Globale Lieferketten

Ministerium für geopolitische Risiken – Was die Welt von Japan lernen kann

Von: Martin Kölling

Der Ukrainekrieg schürt den Konflikt des Westens mit China und Russland. Japan hat den Schutz der eigenen Wirtschaft deshalb zur nationalen Aufgabe erklärt.

Japan will seine Märkte abhärten gegen die Risiken geopolitischer Verwerfungen. dpa

Finanzdistrikt in Tokio

Japan will seine Märkte abhärten gegen die Risiken geopolitischer Verwerfungen.

Tokyo Die Manager der japanischen Chipindustrie nahmen die Neuigkeit kürzlich mit Freude zur Kenntnis: Die Regierungen der USA und Japans planen ein gemeinsames Liefernetz für Halbleiter, noch in diesem Jahr wird Washington dazu ein Indo-Pacific Economic Framework gründen – eine Initiative, um die wirtschaftliche Abhängigkeit von China zu verringern.

Die Zusammenarbeit mit der Schutzmacht USA ist das jüngste Beispiel für Japans Plan, die eigene wirtschaftliche Stabilität in Zeiten geopolitischer Verwerfungen zu stärken.
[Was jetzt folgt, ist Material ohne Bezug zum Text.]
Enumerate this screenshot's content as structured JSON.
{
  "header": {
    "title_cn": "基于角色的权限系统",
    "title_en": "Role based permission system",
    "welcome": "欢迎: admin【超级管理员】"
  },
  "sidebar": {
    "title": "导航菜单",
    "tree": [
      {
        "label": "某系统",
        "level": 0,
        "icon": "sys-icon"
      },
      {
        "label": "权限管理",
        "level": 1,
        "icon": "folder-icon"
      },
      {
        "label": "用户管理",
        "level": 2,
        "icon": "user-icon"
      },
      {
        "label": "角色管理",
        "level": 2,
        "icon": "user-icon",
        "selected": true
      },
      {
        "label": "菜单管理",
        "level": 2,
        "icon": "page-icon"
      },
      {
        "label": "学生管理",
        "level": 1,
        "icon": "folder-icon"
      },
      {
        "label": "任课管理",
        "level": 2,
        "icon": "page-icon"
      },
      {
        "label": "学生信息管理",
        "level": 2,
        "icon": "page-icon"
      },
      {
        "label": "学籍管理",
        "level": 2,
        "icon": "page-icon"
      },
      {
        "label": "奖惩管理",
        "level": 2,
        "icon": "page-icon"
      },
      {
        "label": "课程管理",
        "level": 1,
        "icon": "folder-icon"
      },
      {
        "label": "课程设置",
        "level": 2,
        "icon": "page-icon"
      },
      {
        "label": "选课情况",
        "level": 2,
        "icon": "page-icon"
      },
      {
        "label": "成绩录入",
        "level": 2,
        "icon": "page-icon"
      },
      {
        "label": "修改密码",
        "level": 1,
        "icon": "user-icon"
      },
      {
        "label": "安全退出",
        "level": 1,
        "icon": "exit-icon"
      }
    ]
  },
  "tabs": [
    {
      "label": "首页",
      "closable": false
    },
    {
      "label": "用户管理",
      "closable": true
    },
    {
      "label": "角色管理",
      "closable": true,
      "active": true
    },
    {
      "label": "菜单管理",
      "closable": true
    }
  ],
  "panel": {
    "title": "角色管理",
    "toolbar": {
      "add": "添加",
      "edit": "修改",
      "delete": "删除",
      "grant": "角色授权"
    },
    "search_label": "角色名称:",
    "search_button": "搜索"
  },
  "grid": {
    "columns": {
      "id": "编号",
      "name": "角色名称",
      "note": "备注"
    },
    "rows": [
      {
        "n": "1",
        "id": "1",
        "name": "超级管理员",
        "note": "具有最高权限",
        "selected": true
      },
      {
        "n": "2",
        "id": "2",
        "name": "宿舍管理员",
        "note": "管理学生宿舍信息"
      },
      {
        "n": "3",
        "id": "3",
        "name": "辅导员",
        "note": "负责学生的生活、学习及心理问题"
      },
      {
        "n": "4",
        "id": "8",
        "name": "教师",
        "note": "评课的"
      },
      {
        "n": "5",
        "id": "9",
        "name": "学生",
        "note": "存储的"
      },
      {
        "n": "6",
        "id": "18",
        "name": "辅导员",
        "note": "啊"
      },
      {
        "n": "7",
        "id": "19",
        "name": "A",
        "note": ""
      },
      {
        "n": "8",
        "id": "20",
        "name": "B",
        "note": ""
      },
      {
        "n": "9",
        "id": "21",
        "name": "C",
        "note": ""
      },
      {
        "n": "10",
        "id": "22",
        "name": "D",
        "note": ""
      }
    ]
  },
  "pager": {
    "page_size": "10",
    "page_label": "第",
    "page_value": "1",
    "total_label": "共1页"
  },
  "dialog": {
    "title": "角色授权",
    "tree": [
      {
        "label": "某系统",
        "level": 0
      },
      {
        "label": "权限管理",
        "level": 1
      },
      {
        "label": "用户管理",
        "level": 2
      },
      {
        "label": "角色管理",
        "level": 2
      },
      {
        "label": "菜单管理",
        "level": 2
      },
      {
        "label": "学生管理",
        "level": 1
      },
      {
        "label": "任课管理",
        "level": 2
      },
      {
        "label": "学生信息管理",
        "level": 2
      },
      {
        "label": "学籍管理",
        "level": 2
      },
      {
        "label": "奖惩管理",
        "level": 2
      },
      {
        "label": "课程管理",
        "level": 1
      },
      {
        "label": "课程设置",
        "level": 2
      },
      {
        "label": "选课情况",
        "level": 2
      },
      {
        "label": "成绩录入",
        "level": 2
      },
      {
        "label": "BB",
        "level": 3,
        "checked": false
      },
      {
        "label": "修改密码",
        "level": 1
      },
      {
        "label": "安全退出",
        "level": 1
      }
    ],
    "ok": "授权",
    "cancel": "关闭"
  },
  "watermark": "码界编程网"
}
Es ist eine Strategie, die durch den Ukrainekrieg in dramatischer Weise an Aktualität gewonnen hat.

Das Konzept der „wirtschaftlichen Sicherheit“ gründet auf der Prämisse, dass wirtschaftliche Wettbewerbsfähigkeit und nationale Sicherheit in der neuen Ära des Großmachtkonflikts zwischen China und den USA untrennbar miteinander verbunden sind.

„Japan entwickelt sich zum Vorbild“, sagt Akira Igata, Direktor des „Center for Rule-making Strategies“ an der Tama-Universität nahe Tokio. Auch andere Länder dächten spätestens nach Ausbruch des Ukrainekriegs darüber nach, wie sie ihre Wirtschaft schützen können.

Der Forscher, der die Regierung und Unternehmen in Fragen wirtschaftlicher Sicherheit berät, nennt das Beispiel Südkorea. Das Land habe bereits damit begonnen, Teile von Japans Strategie zu übernehmen.

Bekenntnis zum Freihandel, Streben nach Sicherheit

Auch in Deutschland sind die Lieferketten zum Politikum geworden. Ein entsprechendes Gesetz, das 2023 in Kraft treten soll, verpflichtet Unternehmen auf die Einhaltung von Menschenrechts- und Umweltstandards. Demgegenüber verfolgt Japan allerdings einen umfassenderen Ansatz – es geht um das Streben nach militärischer und wirtschaftlicher Sicherheit genauso wie um die Förderung des Freihandels und multilateraler Netzwerke.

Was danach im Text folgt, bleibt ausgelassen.